Correspondance de Gustave Flaubert/Tome 7/1592
Comme je suis content pour toi que la bonne Flavie soit maintenant tout près de ta personne ! Vous allez avoir des heures d’épanchement qui vous seront douces.
J’ai gardé un souvenir très vague de Chinon. D’après ce que tu m’en dis, c’est un pays en sucre. Tu as bien fait de défendre le grand scheik, le patriarche de la littérature française depuis trois cents ans, l’incomparable bonhomme ayant nom Rabelais. Ah ! Les bourgeois ! — y compris les bourgeoises !
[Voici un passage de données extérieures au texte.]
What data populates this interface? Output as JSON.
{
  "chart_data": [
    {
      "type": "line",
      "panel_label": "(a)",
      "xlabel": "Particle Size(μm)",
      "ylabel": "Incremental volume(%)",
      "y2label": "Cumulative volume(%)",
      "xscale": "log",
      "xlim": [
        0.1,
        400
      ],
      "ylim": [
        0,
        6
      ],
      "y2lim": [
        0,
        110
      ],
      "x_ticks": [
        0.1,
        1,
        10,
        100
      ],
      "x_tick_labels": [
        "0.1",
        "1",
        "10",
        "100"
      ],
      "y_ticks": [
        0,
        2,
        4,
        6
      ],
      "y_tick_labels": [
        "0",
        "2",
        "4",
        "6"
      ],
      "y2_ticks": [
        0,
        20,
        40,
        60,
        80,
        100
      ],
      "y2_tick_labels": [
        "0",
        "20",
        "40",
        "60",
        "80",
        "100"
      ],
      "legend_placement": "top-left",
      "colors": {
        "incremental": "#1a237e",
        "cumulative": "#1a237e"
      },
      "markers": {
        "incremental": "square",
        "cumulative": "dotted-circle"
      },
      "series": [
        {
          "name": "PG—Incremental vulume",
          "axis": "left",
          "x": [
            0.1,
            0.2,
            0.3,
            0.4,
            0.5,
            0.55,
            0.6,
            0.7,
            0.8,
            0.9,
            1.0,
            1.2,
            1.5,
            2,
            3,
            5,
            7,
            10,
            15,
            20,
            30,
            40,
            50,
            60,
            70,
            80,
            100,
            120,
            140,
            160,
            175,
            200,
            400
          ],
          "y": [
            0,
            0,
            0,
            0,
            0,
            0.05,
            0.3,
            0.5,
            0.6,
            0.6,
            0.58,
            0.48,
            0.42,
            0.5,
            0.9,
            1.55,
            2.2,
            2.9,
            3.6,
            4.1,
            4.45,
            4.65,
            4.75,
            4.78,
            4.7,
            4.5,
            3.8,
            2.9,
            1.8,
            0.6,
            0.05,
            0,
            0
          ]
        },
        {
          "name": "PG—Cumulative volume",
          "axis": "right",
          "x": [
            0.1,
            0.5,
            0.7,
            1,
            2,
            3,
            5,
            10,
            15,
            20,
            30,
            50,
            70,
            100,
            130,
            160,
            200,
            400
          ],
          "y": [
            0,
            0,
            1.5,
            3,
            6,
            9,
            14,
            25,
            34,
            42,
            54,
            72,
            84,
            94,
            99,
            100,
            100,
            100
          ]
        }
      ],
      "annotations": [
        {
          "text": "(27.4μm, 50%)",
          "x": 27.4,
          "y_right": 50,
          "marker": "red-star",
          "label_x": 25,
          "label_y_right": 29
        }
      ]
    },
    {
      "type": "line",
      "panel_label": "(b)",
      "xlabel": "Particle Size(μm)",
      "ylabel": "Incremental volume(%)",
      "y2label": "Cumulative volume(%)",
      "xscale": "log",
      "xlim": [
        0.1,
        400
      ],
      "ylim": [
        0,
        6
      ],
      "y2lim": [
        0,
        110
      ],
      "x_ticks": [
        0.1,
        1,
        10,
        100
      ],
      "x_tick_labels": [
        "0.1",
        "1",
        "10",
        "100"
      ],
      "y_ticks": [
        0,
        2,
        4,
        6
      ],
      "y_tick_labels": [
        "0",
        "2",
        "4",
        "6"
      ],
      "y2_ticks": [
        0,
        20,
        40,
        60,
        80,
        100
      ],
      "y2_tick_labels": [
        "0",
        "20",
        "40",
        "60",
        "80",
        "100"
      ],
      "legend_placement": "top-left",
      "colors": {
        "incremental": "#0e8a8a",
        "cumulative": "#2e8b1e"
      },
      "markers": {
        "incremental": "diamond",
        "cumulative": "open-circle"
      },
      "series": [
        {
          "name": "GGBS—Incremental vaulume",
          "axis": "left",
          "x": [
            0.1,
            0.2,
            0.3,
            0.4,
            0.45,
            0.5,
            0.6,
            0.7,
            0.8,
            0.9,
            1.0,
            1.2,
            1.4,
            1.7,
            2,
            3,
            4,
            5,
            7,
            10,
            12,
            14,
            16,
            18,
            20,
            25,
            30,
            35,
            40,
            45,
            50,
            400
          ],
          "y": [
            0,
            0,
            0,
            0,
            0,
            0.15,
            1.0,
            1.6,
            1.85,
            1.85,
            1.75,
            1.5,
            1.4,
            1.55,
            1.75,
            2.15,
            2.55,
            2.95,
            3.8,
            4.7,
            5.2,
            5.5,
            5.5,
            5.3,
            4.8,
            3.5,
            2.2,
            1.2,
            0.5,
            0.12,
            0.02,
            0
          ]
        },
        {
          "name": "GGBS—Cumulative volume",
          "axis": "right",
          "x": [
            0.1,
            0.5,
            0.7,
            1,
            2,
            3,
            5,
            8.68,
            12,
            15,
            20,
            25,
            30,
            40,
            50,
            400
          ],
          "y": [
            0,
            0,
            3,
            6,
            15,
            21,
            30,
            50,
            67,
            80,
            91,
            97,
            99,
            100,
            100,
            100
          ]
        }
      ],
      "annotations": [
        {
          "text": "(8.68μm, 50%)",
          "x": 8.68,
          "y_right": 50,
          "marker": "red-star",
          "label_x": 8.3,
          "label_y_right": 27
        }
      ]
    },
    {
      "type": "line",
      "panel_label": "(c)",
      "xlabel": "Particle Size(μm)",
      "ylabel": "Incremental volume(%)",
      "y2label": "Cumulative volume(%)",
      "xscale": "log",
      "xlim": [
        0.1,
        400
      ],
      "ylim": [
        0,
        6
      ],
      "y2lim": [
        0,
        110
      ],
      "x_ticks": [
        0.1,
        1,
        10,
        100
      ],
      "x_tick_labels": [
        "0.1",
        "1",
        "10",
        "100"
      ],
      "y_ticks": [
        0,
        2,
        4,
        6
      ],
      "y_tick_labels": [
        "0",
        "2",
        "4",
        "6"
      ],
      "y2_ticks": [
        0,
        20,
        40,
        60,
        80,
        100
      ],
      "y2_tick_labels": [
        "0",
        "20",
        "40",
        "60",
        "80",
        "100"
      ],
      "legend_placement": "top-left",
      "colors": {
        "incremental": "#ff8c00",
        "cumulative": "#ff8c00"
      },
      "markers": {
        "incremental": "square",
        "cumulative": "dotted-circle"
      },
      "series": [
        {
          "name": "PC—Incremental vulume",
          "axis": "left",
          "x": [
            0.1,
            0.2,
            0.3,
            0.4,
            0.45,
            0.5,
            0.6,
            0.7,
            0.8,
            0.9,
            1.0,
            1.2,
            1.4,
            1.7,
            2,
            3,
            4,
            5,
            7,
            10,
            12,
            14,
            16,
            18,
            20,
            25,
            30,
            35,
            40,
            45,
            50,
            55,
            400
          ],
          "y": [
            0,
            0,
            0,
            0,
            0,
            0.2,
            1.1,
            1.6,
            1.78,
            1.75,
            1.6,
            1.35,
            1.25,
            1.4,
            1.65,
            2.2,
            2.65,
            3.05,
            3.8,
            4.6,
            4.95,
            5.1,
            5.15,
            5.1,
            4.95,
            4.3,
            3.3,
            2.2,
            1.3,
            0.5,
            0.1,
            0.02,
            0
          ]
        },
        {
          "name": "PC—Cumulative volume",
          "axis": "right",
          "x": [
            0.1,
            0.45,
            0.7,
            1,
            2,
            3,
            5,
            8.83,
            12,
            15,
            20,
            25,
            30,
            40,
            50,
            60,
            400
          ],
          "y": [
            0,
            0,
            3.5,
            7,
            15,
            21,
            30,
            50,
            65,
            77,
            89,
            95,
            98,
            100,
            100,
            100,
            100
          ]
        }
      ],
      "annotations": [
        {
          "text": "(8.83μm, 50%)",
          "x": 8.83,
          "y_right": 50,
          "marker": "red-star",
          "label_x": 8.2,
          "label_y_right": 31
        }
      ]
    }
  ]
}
Leur bêtise va parfois jusqu’à l’homicide. Hier on a retiré de l’eau, à Dieppedalle, un homme qui n’était pas tout à fait noyé. M. H***, prodiguant ses soins, l’a fait pendre par les pieds pour qu’il dégorgeât son eau, ce qui l’a achevé net.
Autre mort : celle du petit enfant de Marguerite. Elle est revenue hier soir et est désolée, ainsi que son mari…
Pas n’est besoin de te dire que dimanche j’attendais avec bien de l’impatience la venue du facteur ! Puisque c’est demain, à 10 heures, que doit avoir lieu la fameuse réunion, Ernest me paraît plein de prudence. Quoi qu’il advienne, il faut qu’il aille tout de suite aux Eaux-Bonnes. Il me semble qu’il en a besoin plus que jamais.
Demain j’irai à Rouen pour voir des perroquets empaillés et M. le maire, car la souscription Bouilhet revient sur l’eau.
Rien de neuf.
Je travaille beaucoup et redoute le monde,
Ce n’est point dans les bals que l’avenir se fonde.
Pour écrire une page et demie, je viens d’en surcharger de ratures douze ! M. de Buffon allait jusqu’à quatorze !
Encore un mois de cet exercice, puis je le recommencerai à propos d’Hérodias !
Quand vous embarquez-vous pour Lourdes ?
Pas trop d’exaltation !
Et pense toujours à
qui te chérit et t’embrasse.
[Putzel va très bien et ne me quitte pas.]
Quant au Cœur simple, c’est aussi bonhomme que Saint Julien est effervescent, et je crains que tu n’éprouves une déception, étant une personne qui aime les choses à plumet.